In a November 1970 TIME article, following the show's first season, Lee recalled his feelings about the show:
I was delighted to take the role of Mr. Hooper, the gruff grocer with the warm heart. It's a big part, and it allows a lot of latitude. But the show has something extra, that sense you sometimes get from great theater, the feeling that its influence never stops.
In addition to being a staple of Sesame Street for over ten years, Lee portrayed Mr. Hooper in television specials (Christmas Eve on Sesame Street, A Special Sesame Street Christmas), guest appearances (Evening at Pops: 1971), stage appearances, countless record albums, and parades, including the 1982 Macy's Thanksgiving Day Parade. It was revealed in the Christmas Eve on Sesame Street special in 1978 that the character of Mr. Hooper is Jewish, as was Lee. Lee taped his final segments as Mr. Hooper in November 1982, but his death would become the focal point of Episode 1839, in which Mr. Hooper's death is explained to Big Bird.
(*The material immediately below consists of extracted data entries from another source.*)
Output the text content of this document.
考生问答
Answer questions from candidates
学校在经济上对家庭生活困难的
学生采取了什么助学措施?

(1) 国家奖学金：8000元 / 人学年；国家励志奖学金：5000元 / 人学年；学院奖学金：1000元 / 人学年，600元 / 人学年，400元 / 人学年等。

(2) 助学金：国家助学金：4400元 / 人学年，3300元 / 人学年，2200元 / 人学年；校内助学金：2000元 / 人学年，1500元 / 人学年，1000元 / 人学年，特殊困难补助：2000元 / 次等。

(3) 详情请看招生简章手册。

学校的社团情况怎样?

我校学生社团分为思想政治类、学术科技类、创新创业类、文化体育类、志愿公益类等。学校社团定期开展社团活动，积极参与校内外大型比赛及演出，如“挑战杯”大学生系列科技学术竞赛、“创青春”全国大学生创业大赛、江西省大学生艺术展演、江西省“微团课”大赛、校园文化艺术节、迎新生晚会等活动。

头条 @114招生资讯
According to his obituary in The New York Times as he became known on Sesame Street, children would approach him on the street and ask, "How did you get out of the television set?"' or whisper, "I love you." "Apart from the joy of knowing that you are helping so many kids, the recognition is heartwarming," Lee was quoted as saying in 1981.
Death of Mr. Hooper
Will Lee died on December 7, 1982 at Lenox Hill Hospital in New York City from a heart attack at the age of 74. Lee was never married nor had children and was survived by his sister Sophia Lee-Lubov who lived in Florida. Lee's death left the producers of Sesame Street, the Children's Television Workshop, with questions about how to acknowledge the death of one of the series' most visible actors. After considering a number of options, CTW decided to have the character of Mr. Hooper die as well, and use the episode to teach its young viewers about death as a natural part of life.
- After Will Lee's death in late 1982, the producers of "Sesame Street" decided to kill off Mr. Hooper, instead of hiring another actor to take over the part of the Street's amiable storekeeper. In a special "Sesame Street" episode that aired in November 1983 (nearly a year after Lee's death), Big Bird learned to cope with and grieve the death of his dear friend.
- Was blacklisted in the early fifties, primarily for his involvement with the Federal Theatre Project, the West Coast Actor's Lab, and other stage groups "identified" as Communist fronts. He worked through the fifties and sixties as an acting teacher, with James Earl Jones being one his students.